Today, various factors are pushing Lowe's stock downward.
With a brief glance at the last quarter's key figures, Lowe's (LOW, -0.42%) shares ought to have seen a boost today. Surprisingly, sales and earnings surpassed forecasts. However, delve deeper, and you'll find that the retailer's revenue and earnings per share plummeted year over year. Plus, the company reported persistent declines in store sales, with no sign of recovery anytime soon. As a result, Lowe's stock plummeted 4% during mid-session on Tuesday.
Still sailing against the wind
Lowe's managed to make $2.89 in per-share operating profit from its $20.2 billion in sales in the last quarter, ending in early November. Despite surpassing the estimated $20 billion and $2.82 per share, both figures experienced a decline from the year-ago figures of $20.5 billion and $3.06 per share. Adding fuel to the bearish sentiments was a 1.1% decrease in same-store sales. This negative trend started showing up last year.
Leadership points out that numerous consumers are postponing home improvement projects, due to the impact of inflation and various logistical challenges (including the lingering effects of two major hurricanes).
There's no positive outlook on the horizon either. Although the home improvement retailer did revise its full-year same-store sales expectations, it still expects same-store sales to dip between 3% and 3.5% for the current fiscal year. The operating profit margins are expected to slip by 10 basis points and hover between 12.3% and 12.4%. Although analysts are predicting better numbers for next year, they're only expecting marginal improvements.
Not the opportune moment (or environment) to invest in Lowe's stock
Although Lowe's is currently grappling with a challenging period that might stretch into 2025, it's not on the brink of extinction. The nation's second-largest hardware store chain plays a crucial role in providing essential goods and services, and its demand will never fade away.
However, given the stock's elevated valuation, surpassing 20 times its past and projected earnings, the current headwinds make it an unfavorable choice compared to other options. For the time being, consider exploring other alternatives and wait for Lowe's home improvement business to regain its momentum. There's no room for anything less than ironclad strength while Lowe's stock is currently priced.

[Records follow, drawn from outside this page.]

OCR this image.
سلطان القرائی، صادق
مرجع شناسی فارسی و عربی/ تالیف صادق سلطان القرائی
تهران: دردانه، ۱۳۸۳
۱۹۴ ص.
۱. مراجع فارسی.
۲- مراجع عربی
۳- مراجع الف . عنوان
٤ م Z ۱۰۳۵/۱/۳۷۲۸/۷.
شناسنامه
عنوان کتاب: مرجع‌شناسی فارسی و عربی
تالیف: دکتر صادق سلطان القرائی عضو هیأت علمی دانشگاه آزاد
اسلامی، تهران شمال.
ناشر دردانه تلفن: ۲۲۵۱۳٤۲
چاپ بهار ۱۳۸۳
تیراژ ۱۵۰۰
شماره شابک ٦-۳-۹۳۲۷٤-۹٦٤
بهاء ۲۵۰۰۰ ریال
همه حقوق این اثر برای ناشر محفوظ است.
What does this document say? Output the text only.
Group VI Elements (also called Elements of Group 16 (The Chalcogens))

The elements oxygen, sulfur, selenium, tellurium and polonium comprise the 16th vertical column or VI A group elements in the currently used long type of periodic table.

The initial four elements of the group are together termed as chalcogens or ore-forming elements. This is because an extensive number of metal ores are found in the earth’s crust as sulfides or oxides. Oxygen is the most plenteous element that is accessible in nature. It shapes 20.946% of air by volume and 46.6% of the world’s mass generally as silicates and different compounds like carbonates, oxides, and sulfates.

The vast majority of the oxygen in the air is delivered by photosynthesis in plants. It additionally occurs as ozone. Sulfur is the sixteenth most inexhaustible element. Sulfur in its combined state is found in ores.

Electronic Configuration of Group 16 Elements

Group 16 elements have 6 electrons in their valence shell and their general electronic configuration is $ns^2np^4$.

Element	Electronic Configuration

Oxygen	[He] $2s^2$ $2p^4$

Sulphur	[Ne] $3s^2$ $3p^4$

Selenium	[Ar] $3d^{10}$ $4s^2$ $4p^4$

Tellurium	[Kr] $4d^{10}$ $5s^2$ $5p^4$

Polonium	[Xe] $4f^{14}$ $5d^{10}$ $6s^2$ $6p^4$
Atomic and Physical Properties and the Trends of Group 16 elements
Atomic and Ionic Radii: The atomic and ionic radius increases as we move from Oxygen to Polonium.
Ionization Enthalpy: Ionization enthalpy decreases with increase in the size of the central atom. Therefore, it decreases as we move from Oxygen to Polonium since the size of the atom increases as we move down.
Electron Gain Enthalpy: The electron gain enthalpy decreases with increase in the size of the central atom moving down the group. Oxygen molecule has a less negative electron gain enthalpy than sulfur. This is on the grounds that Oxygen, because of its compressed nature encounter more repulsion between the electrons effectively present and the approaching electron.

In light of Lowe's financial struggles, including declining revenues and earnings per share, a persistent drop in store sales, and a revised forecast for a 3% to 3.5% decrease in same-store sales for the current fiscal year, it might be prudent for investors to explore alternative investments instead of investing in Lowe's stock at its current valuation, which is significantly higher than its past and projected earnings.
Given the current challenges faced by Lowe's and the uncertain future outlook, it might not be the most financially sound decision to invest in the company's stock, especially considering the many other investment opportunities available in the market.